Dazu kommt noch, dass viele sich in den nächsten Wochen noch qualifizieren müssten. Peiffer: Es herrscht doch eine Ungleichheit sondergleichen. Mehr als 4000 Athletinnen und Athleten müssen sich noch qualifizieren. Und dann erst die Zahlen: 11 000 Sportler werden in Tokio erwartet, dazu Tausende Journalisten, Betreuer, Funktionäre, Kampfrichter, Abertausende Fans aus der ganzen Welt. Die Durchführung der Spiele in der Zeit der Corona-Krise noch ernsthaft in Erwägung zu ziehen, ist unverantwortlich. Die Kritik, dass das IOC eine Absage auf die lange Bank schiebt, ist absolut berechtigt.
Warum tun sich die Handelnden um IOC-Präsident Bach so schwer mit einer Absage? Peiffer: Es hängen natürlich Milliarden dran. Das IOC hat bereits Millionen Dollar eingestrichen durch die Vergabe der TV-Gelder, das müsste alles neu verhandelt und auch mit den Top-Sponsoren müsste neu verhandelt werden. Die
Spiele sind zwar gegen den Ausfall versichert, aber die Japaner haben ja auch zig Millionen mehr investiert als sie veranschlagt hatten. Es wäre auch für das Land ein riesiger finanzieller Verlust.

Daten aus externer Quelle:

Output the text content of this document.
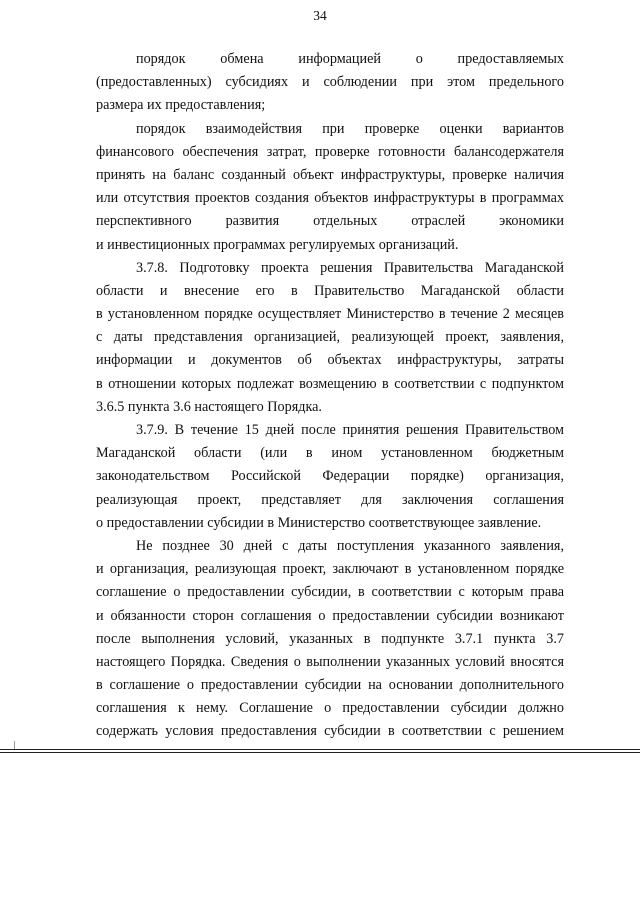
34
порядок обмена информацией о предоставляемых
(предоставленных) субсидиях и соблюдении при этом предельного
размера их предоставления;
порядок взаимодействия при проверке оценки вариантов
финансового обеспечения затрат, проверке готовности балансодержателя
принять на баланс созданный объект инфраструктуры, проверке наличия
или отсутствия проектов создания объектов инфраструктуры в программах
перспективного развития отдельных отраслей экономики
и инвестиционных программах регулируемых организаций.
3.7.8. Подготовку проекта решения Правительства Магаданской
области и внесение его в Правительство Магаданской области
в установленном порядке осуществляет Министерство в течение 2 месяцев
с даты представления организацией, реализующей проект, заявления,
информации и документов об объектах инфраструктуры, затраты
в отношении которых подлежат возмещению в соответствии с подпунктом
3.6.5 пункта 3.6 настоящего Порядка.
3.7.9. В течение 15 дней после принятия решения Правительством
Магаданской области (или в ином установленном бюджетным
законодательством Российской Федерации порядке) организация,
реализующая проект, представляет для заключения соглашения
о предоставлении субсидии в Министерство соответствующее заявление.
Не позднее 30 дней с даты поступления указанного заявления,
и организация, реализующая проект, заключают в установленном порядке
соглашение о предоставлении субсидии, в соответствии с которым права
и обязанности сторон соглашения о предоставлении субсидии возникают
после выполнения условий, указанных в подпункте 3.7.1 пункта 3.7
настоящего Порядка. Сведения о выполнении указанных условий вносятся
в соглашение о предоставлении субсидии на основании дополнительного
соглашения к нему. Соглашение о предоставлении субсидии должно
содержать условия предоставления субсидии в соответствии с решением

Auf welchen Termin könnten die Spiele verschoben werden? Peiffer: Im Oktober 1964 haben die Spiele schon einmal in Tokio stattgefunden, da war man so clever, sie so spät anzusetzen aufgrund der Hitze im Sommer. Das ist dieses Mal keine Option. Die Verschiebung auf Sommer 2021 entfällt, da da nun auch noch die Fußball-EM stattfinden wird. Es gäbe ein Zeitfenster im internationalen Sport, das wäre der Sommer 2022, weil die Fußball-WM in dem Jahr im Winter in Katar stattfindet. Aus IOC-Sicht wären dann allerdings 2022 die Winter- und Sommerspiele im gleichen Jahr und man würde sich vieler Vermarktungschancen berauben. Das war ja der Hintergrund, warum man 1992 die Winter- von Sommerspielen getrennt hat – eine reine Marketing-Überlegung.